🤖 AI Summary
This work proposes a teacher-free, reward-guided autoregressive framework for video generation, addressing the limitations of existing autoregressive methods that rely on high-quality teacher models—constraints that hinder both performance and scalability, particularly when such teachers are unavailable, leading to inferior generation quality compared to bidirectional models. By incorporating reward signals from reinforcement learning, the proposed approach optimizes the generation process while maintaining visual fidelity and temporal consistency, significantly simplifying the training pipeline.

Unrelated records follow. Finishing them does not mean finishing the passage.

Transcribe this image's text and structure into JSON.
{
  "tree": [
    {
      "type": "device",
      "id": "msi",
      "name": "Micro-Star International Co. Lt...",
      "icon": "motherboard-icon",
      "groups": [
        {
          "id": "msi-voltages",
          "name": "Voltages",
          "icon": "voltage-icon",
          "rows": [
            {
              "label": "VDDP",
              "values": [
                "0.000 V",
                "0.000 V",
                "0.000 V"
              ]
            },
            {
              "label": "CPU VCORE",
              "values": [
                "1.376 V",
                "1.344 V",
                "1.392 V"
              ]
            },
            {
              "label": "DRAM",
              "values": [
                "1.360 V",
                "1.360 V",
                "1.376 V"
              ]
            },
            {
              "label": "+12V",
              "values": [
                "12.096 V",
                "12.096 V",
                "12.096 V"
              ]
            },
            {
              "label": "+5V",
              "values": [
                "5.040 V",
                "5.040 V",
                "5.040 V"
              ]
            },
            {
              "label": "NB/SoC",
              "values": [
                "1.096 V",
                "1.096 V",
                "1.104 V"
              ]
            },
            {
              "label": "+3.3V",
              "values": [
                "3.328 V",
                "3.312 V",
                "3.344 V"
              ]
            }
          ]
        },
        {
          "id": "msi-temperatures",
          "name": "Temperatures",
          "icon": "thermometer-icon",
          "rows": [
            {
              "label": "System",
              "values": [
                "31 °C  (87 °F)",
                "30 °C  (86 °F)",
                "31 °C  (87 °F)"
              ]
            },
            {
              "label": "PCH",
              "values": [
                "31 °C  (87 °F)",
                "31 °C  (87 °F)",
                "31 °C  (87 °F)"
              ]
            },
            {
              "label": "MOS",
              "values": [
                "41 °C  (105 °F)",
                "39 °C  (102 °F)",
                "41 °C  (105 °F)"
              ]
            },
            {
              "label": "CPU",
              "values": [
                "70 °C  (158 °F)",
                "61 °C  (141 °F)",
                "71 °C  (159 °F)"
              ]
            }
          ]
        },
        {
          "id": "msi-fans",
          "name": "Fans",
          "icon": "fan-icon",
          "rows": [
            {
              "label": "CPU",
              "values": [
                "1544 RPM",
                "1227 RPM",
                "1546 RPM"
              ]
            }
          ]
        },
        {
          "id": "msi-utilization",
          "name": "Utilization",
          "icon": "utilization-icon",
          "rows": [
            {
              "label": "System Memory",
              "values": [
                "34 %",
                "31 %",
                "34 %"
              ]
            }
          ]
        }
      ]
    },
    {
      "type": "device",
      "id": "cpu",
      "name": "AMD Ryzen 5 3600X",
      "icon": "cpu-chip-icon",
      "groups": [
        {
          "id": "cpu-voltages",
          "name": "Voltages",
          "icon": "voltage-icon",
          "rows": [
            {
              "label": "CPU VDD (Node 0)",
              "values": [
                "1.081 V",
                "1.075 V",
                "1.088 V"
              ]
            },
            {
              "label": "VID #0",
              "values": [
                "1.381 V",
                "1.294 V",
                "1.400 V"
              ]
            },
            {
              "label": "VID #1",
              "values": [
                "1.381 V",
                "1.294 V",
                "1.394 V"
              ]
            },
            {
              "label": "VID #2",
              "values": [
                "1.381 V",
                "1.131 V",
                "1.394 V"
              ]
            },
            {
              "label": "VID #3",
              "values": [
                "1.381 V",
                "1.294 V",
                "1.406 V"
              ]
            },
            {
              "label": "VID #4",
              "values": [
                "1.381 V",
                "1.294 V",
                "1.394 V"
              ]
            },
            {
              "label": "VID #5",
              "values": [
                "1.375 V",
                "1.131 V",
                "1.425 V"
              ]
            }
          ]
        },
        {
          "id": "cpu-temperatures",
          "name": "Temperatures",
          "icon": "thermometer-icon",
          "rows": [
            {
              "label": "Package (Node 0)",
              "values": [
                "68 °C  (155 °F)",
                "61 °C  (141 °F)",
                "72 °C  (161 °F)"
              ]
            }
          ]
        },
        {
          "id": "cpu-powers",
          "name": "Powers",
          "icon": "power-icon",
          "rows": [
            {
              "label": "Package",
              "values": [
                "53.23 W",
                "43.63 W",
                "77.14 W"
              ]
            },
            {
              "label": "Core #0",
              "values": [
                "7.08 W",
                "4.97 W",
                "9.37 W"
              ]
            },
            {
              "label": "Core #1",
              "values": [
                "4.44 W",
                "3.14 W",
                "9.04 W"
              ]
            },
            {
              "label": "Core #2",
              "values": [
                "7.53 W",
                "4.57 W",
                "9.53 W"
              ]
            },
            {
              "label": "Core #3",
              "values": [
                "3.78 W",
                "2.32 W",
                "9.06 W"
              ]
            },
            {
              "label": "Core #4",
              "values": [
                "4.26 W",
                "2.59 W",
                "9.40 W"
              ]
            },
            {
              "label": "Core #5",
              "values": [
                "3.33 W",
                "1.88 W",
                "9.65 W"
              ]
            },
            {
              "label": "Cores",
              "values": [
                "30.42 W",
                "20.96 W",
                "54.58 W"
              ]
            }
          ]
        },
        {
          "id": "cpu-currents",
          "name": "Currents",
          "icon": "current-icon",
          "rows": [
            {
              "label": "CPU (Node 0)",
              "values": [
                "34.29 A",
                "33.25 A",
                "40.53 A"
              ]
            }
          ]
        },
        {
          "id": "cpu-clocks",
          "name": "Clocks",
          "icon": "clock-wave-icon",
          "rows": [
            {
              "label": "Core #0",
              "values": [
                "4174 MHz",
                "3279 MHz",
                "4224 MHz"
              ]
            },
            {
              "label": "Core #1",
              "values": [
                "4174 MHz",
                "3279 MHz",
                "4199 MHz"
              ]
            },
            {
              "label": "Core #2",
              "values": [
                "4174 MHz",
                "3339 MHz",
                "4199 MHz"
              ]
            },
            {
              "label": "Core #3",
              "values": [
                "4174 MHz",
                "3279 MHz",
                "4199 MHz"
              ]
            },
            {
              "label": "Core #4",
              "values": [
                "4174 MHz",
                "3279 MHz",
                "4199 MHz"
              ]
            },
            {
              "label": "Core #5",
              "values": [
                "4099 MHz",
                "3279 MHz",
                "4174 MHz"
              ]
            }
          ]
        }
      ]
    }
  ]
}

Evaluated on the VBench benchmark, the method achieves a score of 84.92, outperforming comparable autoregressive approaches that depend on complex heterogeneous distillation (84.31) and approaching state-of-the-art performance, thereby demonstrating its effectiveness and scalability.
📝 Abstract
While most prior work in video generation relies on bidirectional architectures, recent efforts have sought to adapt these models into autoregressive variants to support near real-time generation. However, such adaptations often depend heavily on teacher models, which can limit performance, particularly in the absence of a strong autoregressive teacher, resulting in output quality that typically lags behind their bidirectional counterparts. In this paper, we explore an alternative approach that uses reward signals to guide the generation process, enabling more efficient and scalable autoregressive generation. By using reward signals to guide the model, our method simplifies training while preserving high visual fidelity and temporal consistency. Through extensive experiments on standard benchmarks, we find that our approach performs comparably to existing autoregressive models and, in some cases, surpasses similarly sized bidirectional models by avoiding constraints imposed by teacher architectures. For example, on VBench, our method achieves a total score of 84.92, closely matching state-of-the-art autoregressive methods that score 84.31 but require significant heterogeneous distillation.